The screen turned black.
"You should have arrived back in Boston base by fifteen past twenty, local time," came a digitally scrambled, deep voice.
Codéza immediately sat upright and attentive.
It was one of the owners of Indigo Corporation. Each one had a different voice-scrambling sequence, a different vocal disguise, but Codéza was familiar with this particular one.
This type of message always hard-deleted themselves from the servers after playing. Codéza had once used Ruck to take a recording of this owner's voice. He had only been partially successful at decrypting the audio. It belonged to a man with a strange, almost musical British accent... or was it a post Australian? Codéza never particularly understood how accents in English worked.
"Accounting for your usual routine, you should be hearing his message just past oh-nine-hundred." The voice, as always, was right. "I know this new assignment is rather short-notice, but your team is needed for a domestic situation. It will not show up on Indigo's records."
Sounded interesting enough to him.

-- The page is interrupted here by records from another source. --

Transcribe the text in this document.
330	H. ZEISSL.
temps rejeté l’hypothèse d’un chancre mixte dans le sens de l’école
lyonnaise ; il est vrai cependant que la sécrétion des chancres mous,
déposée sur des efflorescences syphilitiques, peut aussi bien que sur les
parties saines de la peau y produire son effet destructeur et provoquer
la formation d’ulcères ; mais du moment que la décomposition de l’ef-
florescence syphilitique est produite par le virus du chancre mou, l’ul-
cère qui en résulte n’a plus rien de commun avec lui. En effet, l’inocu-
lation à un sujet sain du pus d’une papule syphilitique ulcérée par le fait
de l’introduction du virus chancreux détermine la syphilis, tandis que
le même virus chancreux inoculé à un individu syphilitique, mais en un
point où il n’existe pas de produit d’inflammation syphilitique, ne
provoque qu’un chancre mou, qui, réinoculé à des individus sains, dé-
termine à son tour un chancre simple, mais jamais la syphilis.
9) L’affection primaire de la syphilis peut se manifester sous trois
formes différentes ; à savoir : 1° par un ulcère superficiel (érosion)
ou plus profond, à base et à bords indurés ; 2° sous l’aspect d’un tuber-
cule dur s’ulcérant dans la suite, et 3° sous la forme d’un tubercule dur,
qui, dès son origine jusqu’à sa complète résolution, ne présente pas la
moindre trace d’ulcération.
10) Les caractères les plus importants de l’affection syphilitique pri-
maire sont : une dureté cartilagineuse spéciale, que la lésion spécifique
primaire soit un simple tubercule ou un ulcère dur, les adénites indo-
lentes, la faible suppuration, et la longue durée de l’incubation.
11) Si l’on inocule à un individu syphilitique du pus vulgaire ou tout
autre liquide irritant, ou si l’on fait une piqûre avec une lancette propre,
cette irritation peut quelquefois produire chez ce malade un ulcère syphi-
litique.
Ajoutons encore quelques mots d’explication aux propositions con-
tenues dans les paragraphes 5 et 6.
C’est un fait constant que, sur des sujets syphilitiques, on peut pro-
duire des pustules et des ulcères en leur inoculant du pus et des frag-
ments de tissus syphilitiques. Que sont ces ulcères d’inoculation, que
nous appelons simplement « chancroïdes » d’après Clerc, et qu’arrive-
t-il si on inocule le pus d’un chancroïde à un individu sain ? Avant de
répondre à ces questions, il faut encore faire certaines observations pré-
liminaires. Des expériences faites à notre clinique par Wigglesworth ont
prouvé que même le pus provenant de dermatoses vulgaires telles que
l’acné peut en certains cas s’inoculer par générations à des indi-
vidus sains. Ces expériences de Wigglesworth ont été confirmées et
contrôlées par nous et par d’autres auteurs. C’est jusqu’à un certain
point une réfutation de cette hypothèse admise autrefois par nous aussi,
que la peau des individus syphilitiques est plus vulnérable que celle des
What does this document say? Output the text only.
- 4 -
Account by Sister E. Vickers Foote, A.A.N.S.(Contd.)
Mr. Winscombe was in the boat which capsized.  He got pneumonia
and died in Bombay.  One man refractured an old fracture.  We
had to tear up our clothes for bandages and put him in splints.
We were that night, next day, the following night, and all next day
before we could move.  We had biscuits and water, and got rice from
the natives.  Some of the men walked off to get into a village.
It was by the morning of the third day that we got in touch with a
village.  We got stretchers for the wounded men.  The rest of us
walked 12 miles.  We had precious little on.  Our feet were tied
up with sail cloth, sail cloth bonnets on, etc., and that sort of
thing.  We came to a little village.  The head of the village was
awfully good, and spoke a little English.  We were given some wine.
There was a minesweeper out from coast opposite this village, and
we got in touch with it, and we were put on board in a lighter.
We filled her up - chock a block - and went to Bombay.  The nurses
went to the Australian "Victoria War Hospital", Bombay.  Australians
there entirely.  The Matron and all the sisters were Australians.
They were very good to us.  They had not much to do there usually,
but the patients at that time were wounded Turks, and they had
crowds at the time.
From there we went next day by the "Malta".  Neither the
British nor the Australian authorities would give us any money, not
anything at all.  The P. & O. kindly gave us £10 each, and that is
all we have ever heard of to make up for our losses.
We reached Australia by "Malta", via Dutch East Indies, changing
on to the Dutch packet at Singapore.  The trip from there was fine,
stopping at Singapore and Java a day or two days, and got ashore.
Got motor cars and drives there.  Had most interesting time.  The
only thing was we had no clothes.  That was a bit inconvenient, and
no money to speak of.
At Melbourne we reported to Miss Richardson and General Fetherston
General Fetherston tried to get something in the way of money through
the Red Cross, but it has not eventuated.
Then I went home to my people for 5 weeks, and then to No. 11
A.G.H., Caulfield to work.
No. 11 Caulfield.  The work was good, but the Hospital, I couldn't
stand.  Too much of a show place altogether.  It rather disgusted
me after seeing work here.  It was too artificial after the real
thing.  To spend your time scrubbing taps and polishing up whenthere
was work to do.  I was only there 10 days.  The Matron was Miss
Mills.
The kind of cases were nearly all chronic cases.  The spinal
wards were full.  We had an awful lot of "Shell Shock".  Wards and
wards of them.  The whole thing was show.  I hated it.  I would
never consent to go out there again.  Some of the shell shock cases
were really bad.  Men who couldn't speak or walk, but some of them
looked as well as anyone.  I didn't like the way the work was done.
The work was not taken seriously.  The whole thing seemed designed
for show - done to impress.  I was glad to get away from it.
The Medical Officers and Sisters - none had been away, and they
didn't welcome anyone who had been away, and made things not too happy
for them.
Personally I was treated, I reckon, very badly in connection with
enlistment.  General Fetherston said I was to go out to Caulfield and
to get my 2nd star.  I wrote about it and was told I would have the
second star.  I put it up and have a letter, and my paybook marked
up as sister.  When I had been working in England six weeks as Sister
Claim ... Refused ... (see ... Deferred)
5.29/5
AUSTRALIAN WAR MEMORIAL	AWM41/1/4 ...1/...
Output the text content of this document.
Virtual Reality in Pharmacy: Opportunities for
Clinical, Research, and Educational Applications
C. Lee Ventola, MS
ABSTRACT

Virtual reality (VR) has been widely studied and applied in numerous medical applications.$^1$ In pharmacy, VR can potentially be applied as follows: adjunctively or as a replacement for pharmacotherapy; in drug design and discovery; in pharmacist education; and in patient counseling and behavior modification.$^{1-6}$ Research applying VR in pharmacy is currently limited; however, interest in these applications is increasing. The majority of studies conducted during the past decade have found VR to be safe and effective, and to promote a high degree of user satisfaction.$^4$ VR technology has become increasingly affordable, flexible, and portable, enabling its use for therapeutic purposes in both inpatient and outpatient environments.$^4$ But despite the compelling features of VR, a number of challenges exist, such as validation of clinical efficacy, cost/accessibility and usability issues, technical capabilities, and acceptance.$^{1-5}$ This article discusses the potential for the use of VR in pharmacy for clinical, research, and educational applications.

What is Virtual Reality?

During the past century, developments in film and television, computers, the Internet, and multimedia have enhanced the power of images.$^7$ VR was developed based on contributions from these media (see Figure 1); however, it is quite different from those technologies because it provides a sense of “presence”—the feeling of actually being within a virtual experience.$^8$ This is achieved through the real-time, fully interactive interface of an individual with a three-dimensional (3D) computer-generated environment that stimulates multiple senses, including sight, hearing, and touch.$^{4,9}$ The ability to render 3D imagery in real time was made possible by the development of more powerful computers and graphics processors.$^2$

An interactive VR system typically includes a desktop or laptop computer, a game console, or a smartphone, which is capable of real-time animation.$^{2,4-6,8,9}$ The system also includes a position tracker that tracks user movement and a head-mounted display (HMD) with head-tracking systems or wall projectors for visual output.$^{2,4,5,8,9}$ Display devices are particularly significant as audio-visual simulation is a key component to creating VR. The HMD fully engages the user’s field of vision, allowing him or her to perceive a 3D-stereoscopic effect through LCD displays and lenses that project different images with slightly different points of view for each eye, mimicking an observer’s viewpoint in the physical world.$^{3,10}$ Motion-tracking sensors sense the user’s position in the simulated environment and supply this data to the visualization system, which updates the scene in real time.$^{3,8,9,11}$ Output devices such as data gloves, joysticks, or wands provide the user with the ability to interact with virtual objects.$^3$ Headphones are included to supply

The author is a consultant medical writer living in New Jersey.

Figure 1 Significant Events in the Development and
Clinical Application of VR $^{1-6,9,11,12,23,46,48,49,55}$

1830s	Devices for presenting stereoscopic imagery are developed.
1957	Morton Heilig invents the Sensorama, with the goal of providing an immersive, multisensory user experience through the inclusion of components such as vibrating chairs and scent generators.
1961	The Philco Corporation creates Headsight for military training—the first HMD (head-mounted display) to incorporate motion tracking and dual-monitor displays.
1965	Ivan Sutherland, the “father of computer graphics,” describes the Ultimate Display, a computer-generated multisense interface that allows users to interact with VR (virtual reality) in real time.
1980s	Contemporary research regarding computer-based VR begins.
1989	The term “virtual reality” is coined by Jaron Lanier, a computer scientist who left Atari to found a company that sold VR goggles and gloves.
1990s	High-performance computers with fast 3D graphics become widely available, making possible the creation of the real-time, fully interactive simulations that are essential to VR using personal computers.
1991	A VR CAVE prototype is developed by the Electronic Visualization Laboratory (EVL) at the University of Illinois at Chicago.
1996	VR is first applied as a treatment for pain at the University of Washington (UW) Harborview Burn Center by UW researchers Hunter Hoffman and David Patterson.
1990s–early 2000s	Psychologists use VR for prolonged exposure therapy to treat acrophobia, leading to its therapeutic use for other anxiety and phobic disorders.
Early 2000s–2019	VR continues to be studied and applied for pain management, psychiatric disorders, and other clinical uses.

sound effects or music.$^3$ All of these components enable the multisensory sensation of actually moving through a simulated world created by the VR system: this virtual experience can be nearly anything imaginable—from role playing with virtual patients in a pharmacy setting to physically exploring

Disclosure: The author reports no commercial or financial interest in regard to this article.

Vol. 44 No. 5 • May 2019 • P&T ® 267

But a job not showing up on any record had sparked his interested more than usual.
"An Indigo informant confirmed that Roanoke Company was holding an extraterrestrial specimen for the United States Government. This specimen escaped from their custody. Your team is to apprehend this specimen and bring it back to base. Alive."
Codéza sat back in his chair. He had dealt with similar jobs before, minus the alien part. At least he had an answer for why the assignment wouldn't be on record.
"Be advised: this specimen is highly dangerous. Using the CRDNA it's estimated Chimera Level Eight. I suspect you'll easily be able to bypass Roanoke Company's systems yourself for more details."